Why $(r - 1)$ ? This centers the function at $r = 1$ (on-policy):

$r = 1 \Rightarrow f = \sigma(0) \cdot 4/\tau = 0.5 \cdot 4/\tau$
$r > 1 \Rightarrow f$ increases (policy favors this token more)
$r < 1 \Rightarrow f$ decreases (policy favors this token less)

Temperature controls sharpness:

Small $\tau$ : sharp transition (approaches hard clipping)
Large $\tau$ : smooth transition (tolerant of off-policy drift)

Asymmetric Temperatures

SAPO uses different temperatures for positive vs negative advantages:

\tau_{i,t} = \begin{cases} \tau_{\text{pos}} & \text{if } \hat{A}_i \geq 0 \\ \tau_{\text{neg}} & \text{if } \hat{A}_i < 0 \end{cases}

with $\tau_{\text{neg}} < \tau_{\text{pos}}$ (e.g., 0.05 vs 0.1).

Why? Negative updates are more destabilizing – when you push down the probability of one token, you push up probabilities of many other (potentially wrong) tokens. This is fine (it's not). Tighter gating makes weights decay faster for off-policy tokens with negative advantage, limiting the damage.

The SAPO Objective

\mathcal{J}_{\text{SAPO}}(\theta) = \mathbb{E}_{q, \{y_i\}} \left[ \frac{1}{G} \sum_{i=1}^G \frac{1}{|y_i|} \sum_{t=1}^{|y_i|} \htmlClass{color-secondary}{f_{i,t}(r_{i,t})} \hat{A}_i - \beta \, D_{\text{KL}} \right]

where

\htmlClass{color-secondary}{f_{i,t}(r)} = \sigma\big(\tau_{i,t} (r - 1)\big) \cdot \frac{4}{\tau_{i,t}}

with $\tau_{i,t}$ being the asymmetric temperature defined above.

Results: SAPO gives more stable training and better Pass@1 on math benchmarks. Gains are consistent across Qwen3-VL model sizes.

Implementation

Simplified from TRL's GRPOTrainer

import torch

SAPO Token Loss

The soft gate function that replaces hard clipping:

f(r; \tau) = \sigma(\tau(r - 1)) \cdot \frac{4}{\tau}

where $r = \pi_\theta / \pi_{\text{old}}$ is the importance ratio.

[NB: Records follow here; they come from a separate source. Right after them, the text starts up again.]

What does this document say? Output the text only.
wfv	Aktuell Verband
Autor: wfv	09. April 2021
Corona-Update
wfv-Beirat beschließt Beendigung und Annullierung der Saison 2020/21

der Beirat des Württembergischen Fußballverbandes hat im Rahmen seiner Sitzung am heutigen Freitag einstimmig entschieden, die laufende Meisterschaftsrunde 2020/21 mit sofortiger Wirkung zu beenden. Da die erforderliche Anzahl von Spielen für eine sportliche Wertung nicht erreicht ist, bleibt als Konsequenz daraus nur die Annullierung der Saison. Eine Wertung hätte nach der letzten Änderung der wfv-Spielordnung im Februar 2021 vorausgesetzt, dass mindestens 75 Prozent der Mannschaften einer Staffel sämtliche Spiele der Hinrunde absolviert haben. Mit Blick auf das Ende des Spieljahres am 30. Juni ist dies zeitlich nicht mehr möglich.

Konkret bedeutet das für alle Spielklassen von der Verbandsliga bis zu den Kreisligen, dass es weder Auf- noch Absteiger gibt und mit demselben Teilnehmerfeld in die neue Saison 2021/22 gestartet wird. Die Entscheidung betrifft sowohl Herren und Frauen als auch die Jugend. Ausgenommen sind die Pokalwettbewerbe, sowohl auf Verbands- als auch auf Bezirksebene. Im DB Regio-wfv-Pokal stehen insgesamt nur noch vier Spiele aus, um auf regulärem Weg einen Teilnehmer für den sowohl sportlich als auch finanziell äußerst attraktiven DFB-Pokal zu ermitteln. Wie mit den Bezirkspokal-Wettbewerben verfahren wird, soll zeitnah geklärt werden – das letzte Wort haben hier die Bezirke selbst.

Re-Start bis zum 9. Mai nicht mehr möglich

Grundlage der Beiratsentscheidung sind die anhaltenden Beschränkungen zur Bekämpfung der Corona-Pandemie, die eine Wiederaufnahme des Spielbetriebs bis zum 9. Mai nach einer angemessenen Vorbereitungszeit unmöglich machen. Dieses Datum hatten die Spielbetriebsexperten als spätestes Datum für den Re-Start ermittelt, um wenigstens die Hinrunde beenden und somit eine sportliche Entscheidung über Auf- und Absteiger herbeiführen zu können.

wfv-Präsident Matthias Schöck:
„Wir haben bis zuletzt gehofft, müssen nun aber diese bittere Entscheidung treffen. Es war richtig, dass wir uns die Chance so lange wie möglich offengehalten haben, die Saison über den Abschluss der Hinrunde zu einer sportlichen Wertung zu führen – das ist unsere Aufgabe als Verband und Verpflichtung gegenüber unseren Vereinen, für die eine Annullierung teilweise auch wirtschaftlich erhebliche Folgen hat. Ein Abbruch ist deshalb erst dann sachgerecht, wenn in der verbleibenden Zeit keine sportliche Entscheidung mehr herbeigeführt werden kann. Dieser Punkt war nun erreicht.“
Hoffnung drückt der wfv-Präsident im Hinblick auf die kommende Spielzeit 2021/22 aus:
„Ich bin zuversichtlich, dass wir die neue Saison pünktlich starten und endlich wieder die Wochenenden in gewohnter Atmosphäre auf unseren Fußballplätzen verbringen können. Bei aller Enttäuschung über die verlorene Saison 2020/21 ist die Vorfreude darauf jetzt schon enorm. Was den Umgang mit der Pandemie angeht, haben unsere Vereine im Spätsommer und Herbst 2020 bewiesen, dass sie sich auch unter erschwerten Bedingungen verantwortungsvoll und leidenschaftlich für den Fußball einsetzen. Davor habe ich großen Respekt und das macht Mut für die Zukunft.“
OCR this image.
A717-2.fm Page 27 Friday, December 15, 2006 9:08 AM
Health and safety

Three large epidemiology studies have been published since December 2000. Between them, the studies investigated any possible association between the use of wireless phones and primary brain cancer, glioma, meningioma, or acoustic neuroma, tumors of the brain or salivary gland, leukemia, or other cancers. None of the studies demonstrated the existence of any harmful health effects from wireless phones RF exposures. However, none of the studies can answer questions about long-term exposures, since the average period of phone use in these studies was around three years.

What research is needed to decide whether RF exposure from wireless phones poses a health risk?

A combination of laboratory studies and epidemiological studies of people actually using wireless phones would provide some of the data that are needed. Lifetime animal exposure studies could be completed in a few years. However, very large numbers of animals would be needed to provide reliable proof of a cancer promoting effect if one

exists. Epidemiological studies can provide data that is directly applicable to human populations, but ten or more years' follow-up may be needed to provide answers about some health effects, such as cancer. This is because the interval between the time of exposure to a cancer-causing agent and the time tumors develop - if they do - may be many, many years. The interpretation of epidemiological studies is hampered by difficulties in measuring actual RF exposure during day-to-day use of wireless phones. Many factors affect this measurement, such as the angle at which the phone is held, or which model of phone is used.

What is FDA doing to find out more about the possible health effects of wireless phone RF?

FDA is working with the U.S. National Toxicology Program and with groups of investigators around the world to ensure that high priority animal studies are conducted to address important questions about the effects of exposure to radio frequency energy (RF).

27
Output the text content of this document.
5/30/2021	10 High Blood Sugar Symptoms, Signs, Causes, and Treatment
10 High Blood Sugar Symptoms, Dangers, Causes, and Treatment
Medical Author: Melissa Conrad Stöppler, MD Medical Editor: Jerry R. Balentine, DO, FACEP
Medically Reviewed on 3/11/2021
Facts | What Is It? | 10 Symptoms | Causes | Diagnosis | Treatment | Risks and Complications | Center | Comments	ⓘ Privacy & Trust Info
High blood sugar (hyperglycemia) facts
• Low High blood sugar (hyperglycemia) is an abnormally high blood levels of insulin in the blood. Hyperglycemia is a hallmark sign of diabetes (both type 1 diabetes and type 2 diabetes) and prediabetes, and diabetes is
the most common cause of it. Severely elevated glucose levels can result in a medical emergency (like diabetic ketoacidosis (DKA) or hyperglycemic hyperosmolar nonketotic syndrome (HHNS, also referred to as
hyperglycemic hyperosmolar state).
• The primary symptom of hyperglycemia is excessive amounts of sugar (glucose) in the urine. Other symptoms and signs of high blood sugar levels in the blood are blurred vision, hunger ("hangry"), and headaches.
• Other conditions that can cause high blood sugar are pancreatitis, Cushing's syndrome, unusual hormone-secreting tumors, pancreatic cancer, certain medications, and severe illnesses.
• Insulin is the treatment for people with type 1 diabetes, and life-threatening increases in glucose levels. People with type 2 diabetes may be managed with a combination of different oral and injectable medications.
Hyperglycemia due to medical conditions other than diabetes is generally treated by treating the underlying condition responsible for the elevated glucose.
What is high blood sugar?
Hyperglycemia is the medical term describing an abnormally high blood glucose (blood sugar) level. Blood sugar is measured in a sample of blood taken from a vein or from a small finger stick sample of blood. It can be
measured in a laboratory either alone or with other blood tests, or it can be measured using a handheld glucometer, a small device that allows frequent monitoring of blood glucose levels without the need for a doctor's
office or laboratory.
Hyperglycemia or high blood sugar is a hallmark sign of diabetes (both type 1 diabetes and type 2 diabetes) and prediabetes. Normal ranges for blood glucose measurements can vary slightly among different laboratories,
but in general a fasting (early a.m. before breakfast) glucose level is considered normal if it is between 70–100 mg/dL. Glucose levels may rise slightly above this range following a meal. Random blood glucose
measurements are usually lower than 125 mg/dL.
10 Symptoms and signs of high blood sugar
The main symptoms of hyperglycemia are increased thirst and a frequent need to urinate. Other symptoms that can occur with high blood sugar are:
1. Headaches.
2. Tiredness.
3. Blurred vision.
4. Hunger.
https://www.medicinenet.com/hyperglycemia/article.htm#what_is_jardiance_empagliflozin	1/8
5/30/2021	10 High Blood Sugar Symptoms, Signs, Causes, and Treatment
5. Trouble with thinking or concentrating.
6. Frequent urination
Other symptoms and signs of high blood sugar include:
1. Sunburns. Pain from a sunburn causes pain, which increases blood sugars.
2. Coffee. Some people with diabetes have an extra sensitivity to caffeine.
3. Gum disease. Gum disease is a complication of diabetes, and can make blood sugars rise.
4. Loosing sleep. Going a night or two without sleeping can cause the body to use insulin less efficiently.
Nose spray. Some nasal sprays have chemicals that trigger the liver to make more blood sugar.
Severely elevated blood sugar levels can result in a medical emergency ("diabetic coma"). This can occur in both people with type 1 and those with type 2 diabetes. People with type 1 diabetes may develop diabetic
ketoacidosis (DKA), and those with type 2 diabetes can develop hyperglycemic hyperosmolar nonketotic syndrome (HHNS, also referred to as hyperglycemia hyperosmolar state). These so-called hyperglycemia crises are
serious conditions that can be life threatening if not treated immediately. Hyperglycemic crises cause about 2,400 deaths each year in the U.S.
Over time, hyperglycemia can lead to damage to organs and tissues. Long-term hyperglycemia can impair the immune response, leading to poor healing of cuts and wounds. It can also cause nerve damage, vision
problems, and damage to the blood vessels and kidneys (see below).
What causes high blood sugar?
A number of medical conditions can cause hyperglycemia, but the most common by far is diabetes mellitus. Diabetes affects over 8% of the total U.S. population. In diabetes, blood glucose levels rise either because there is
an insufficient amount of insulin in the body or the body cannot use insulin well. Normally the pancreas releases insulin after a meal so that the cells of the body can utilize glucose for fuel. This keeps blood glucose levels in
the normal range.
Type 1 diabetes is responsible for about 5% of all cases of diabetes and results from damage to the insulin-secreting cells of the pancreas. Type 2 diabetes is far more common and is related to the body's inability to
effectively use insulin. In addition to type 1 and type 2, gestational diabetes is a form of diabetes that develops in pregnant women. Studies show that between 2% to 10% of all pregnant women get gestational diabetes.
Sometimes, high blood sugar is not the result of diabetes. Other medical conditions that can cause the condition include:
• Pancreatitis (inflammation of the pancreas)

def get_sapo_token_loss(ratio: torch.Tensor, tau: float) -> torch.Tensor:
    return torch.sigmoid(tau * (ratio - 1)) * (4.0 / tau)

SAPO Loss

Per-token loss with asymmetric temperatures:

\mathcal{L} = -f(r; \tau) \cdot \hat{A} + \beta \cdot D_{\text{KL}}

where $\tau = \tau_{\text{pos}}$ if $\hat{A} \geq 0$ , else $\tau = \tau_{\text{neg}}$ .

def compute_sapo_loss(
    log_probs: torch.Tensor,           # (batch, seq_len) - log π_θ
    old_log_probs: torch.Tensor,       # (batch, seq_len) - log π_old
    advantages: torch.Tensor,          # (batch,) - per-sequence advantages
    mask: torch.Tensor,                # (batch, seq_len) - completion mask
    tau_pos: float = 20.0,
    tau_neg: float = 40.0,
    beta: float = 0.01,
    ref_log_probs: torch.Tensor = None # (batch, seq_len) - log π_ref for KL
) -> torch.Tensor:

Importance ratio: r = π_θ / π_old = exp(log π_θ - log π_old)

    log_ratio = log_probs - old_log_probs
    ratio = torch.exp(log_ratio)

Expand advantages: (batch,) -> (batch, seq_len)

    advantages_expanded = advantages.unsqueeze(-1).expand_as(ratio)

Asymmetric temperatures based on advantage sign

    per_token_loss = torch.empty_like(ratio)
    positive_mask = advantages_expanded > 0
    
    per_token_loss[positive_mask] = get_sapo_token_loss(ratio[positive_mask], tau_pos)
    per_token_loss[~positive_mask] = get_sapo_token_loss(ratio[~positive_mask], tau_neg)

Multiply by advantage (negative because we minimize)

    per_token_loss = -per_token_loss * advantages_expanded

KL penalty: D_KL[π_θ || π_ref] = π_ref/π_θ - log(π_ref/π_θ) - 1

    if ref_log_probs is not None and beta > 0:
        ratio_ref = torch.exp(ref_log_probs - log_probs)
        kl = ratio_ref - (ref_log_probs - log_probs) - 1
        per_token_loss = per_token_loss + beta * kl

Average over tokens, then over batch

    loss = ((per_token_loss * mask).sum(-1) / mask.sum(-1).clamp(min=1.0)).mean()
    return loss

Advantage Computation

Z-score normalization within the group:

\hat{A}_i = \frac{R_i - \mu}{\sigma}, \quad \mu = \text{mean}(R), \; \sigma = \text{std}(R)

def compute_advantages(rewards: torch.Tensor) -> torch.Tensor:
    mean = rewards.mean()
    std = rewards.std().clamp(min=1e-8)
    return (rewards - mean) / std

Notes

For PPO -> GRPO derivation, see this blogpost. Here I covered only the basics needed for SAPO.
Relation with GSPO (and related derivations) was intentionally omitted for the simplicity.
I simplified notation in some formulas (because it's too verbose and I'm lazy). Check the papers for complete notation.
The original SAPO paper doesn't include the KL term in the objective; I added it for consistency with vanilla GRPO paper.

References

DeepSeekMath: Pushing the Limits of Mathematical Reasoning in Open Language Models, Zhihong Shao et al.
Soft Adaptive Policy Optimization, Chang Gao et al.
TRL GRPOTrainer, HuggingFace